The bill covers POGO companies in the Philippines, local gaming agents and POGO service providers.
Despite the fact that online gambling is a growing industry in the Philippines, Recto said the nature of its business activity creates confusion in the enforcement of the country’s existing laws.
Under Pagcor rules and regulations on POGO operations, licenses are issued to Filipino-based or foreign-based operators. Service providers that form part of the components of the POGO gaming operations such as gaming software provider, business outsourcing provider and content streaming provider are likewise required to secure a license.

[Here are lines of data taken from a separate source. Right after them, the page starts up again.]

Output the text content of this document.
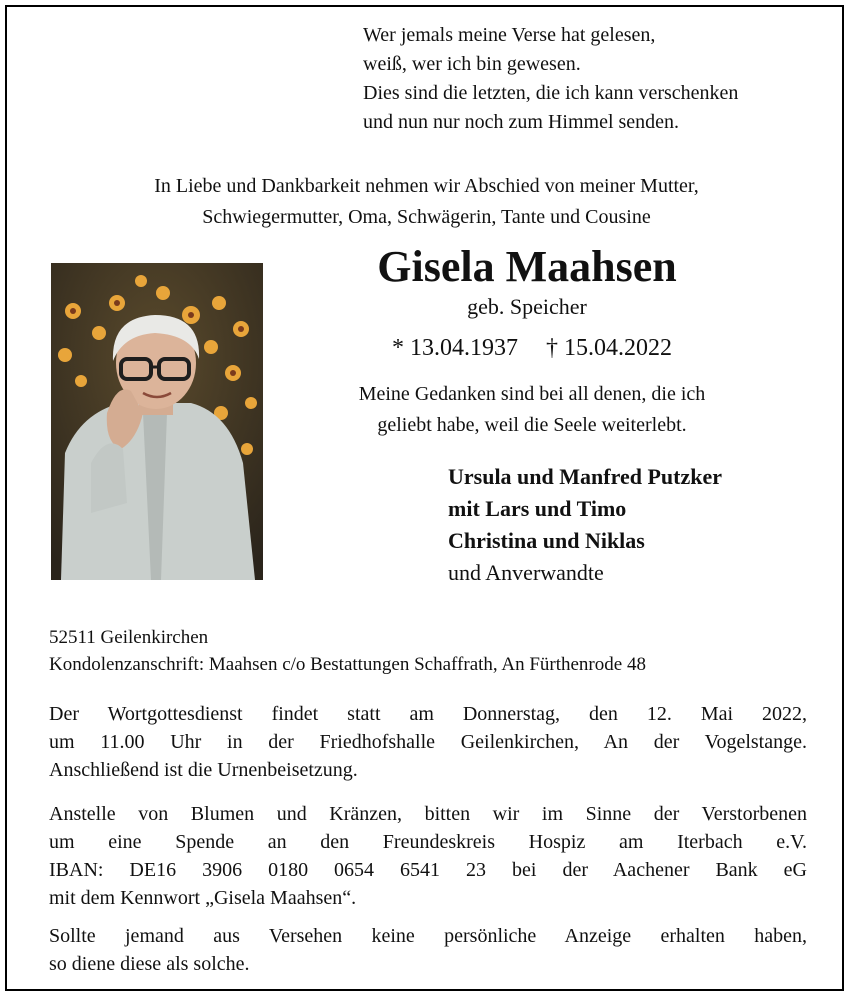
Wer jemals meine Verse hat gelesen,
weiß, wer ich bin gewesen.
Dies sind die letzten, die ich kann verschenken
und nun nur noch zum Himmel senden.
In Liebe und Dankbarkeit nehmen wir Abschied von meiner Mutter,
Schwiegermutter, Oma, Schwägerin, Tante und Cousine
Gisela Maahsen
geb. Speicher
* 13.04.1937 † 15.04.2022
Meine Gedanken sind bei all denen, die ich
geliebt habe, weil die Seele weiterlebt.
Ursula und Manfred Putzker
mit Lars und Timo
Christina und Niklas
und Anverwandte
52511 Geilenkirchen
Kondolenzanschrift: Maahsen c/o Bestattungen Schaffrath, An Fürthenrode 48
Der Wortgottesdienst findet statt am Donnerstag, den 12. Mai 2022,
um 11.00 Uhr in der Friedhofshalle Geilenkirchen, An der Vogelstange.
Anschließend ist die Urnenbeisetzung.
Anstelle von Blumen und Kränzen, bitten wir im Sinne der Verstorbenen
um eine Spende an den Freundeskreis Hospiz am Iterbach e.V.
IBAN: DE16 3906 0180 0654 6541 23 bei der Aachener Bank eG
mit dem Kennwort „Gisela Maahsen“.
Sollte jemand aus Versehen keine persönliche Anzeige erhalten haben,
so diene diese als solche.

Under the Recto bill, licensed Philippine-based POGOs, local gaming agents and service providers shall be subjected to a 30-percent income tax, the taxable amount will be derived in the preceding taxable year from all sources within and outside of the Philippines.
Foreign-based POGOs shall also be subjected to a 30-percent income tax based on their gross income derived from game offerings or facilities located within the Philippines.
On top of the 30-percent income tax, Recto’s bill also proposes the imposition of a five-percent franchise tax on all gross receipts derived from gaming operations of both Philippine and foreign-based POGO operators.